Love, I Let You Go

Even if love is on fire inside you for your significant other, life can be a b.tch.

I don’t blame life. A relationship especially a long-distance one can have certain turbulence which is just too much.

I often think if I wouldn’t have rushed things, or have had more patience…. ahhhh or I even consider that I am not flexible enough or not adjusted well to certain situations strange to my culture.. Even though I have lived and worked in 10+ mostly drastically different countries, and always felt like I am absolute champion of these qualities.. This is just too much of a pressure when it is in a relationship.

I mean some people are better with patience.. maybe better with understanding.. so they can pull through soul-tearing fights.

Maybe they don’t even fight..

I don’t know what others do, but what we did was our very best right now. Most of the factors causing issues wasn’t even coming from our personality. So I don’t even know why I try to find explanation from that angle..

I more believe it is about finding ourselves first, before investing so much into an other person. Because anyhow, it takes up a lot of effort to keep a relationship… especially if the two half of the couple spread over 2 continents, right?

All look so messy now.

But hope is always here. Not necessary that hope for a second chance.. (even if it would be good) but more kind of faith that no matter what, it will be all right. We have both reflected on the whole thing, and learned from each other. A lot. And before anything else, we are grateful to each other.

I am not broken nor angry, I am actually feeling clarity.. Sometimes God needs to slap a door into your face to start reflecting and seek better understanding. or push you a better direction.

I would not say we are better off without each other. That would be a huge lie. We both lost a friend in each other.. even a teacher or leader whom will be impossible to substitute.

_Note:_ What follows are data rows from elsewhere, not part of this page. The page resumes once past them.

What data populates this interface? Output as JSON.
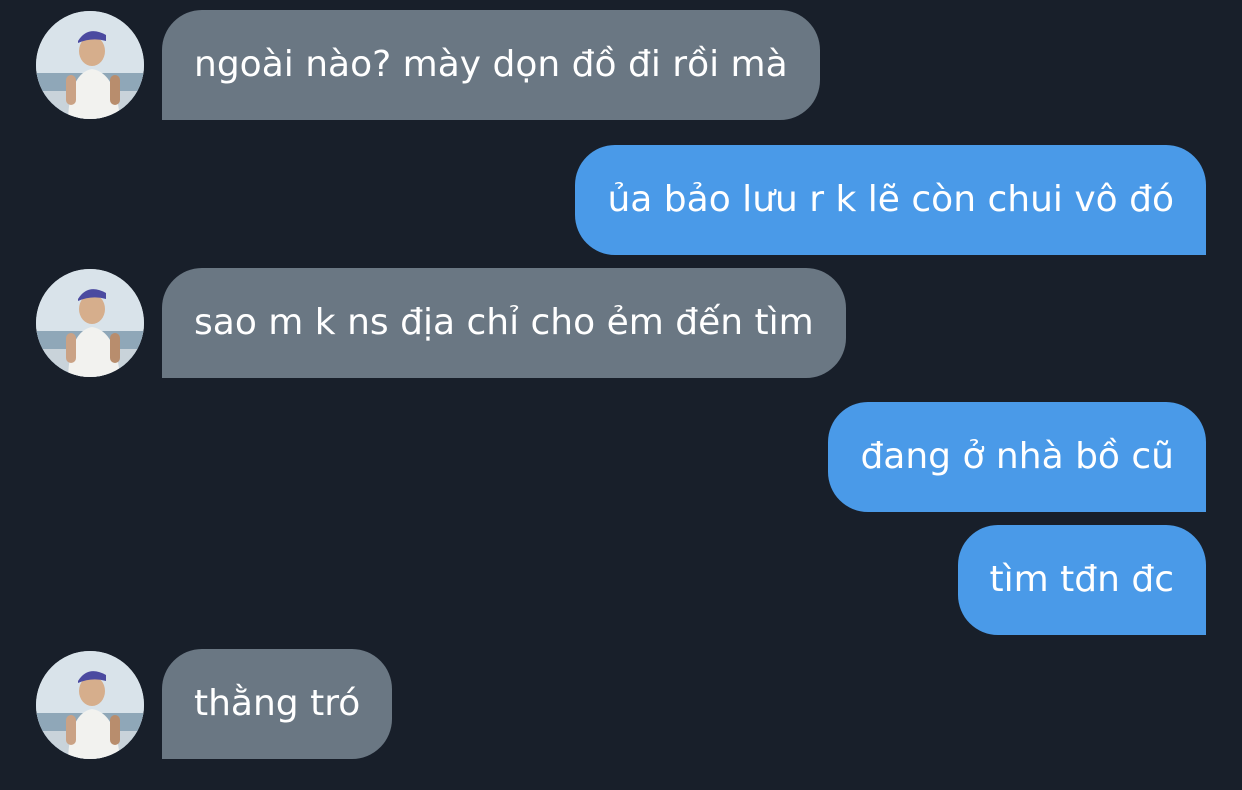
{
  "messages": [
    {
      "direction": "in",
      "text": "ngoài nào? mày dọn đồ đi rồi mà"
    },
    {
      "direction": "out",
      "text": "ủa bảo lưu r k lẽ còn chui vô đó"
    },
    {
      "direction": "in",
      "text": "sao m k ns địa chỉ cho ẻm đến tìm"
    },
    {
      "direction": "out",
      "text": "đang ở nhà bồ cũ"
    },
    {
      "direction": "out",
      "text": "tìm tđn đc"
    },
    {
      "direction": "in",
      "text": "thằng tró"
    }
  ],
  "colors": {
    "background": "#181f2a",
    "incoming_bubble": "#6a7783",
    "outgoing_bubble": "#4a9ae8",
    "text": "#ffffff"
  }
}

I think we are better off without each other right this period

We got too comfortable and irritated at the same time with our lives, if you know what I mean? It was something slowly killing our personal ambitions and making us blame the other for it.. and at the same time was comfortable and stable and routine enough to feel certain and assured in it way too much.

That is just a setting for downhill for people who are even face to face every day.. not 10,000 km apart for months.

I just keep reflecting what should have I or we done better? Any thoughts just in general tackling challenges in a relationship? or speifically in a long-distance one?

I would appreciate your stories and please share advice.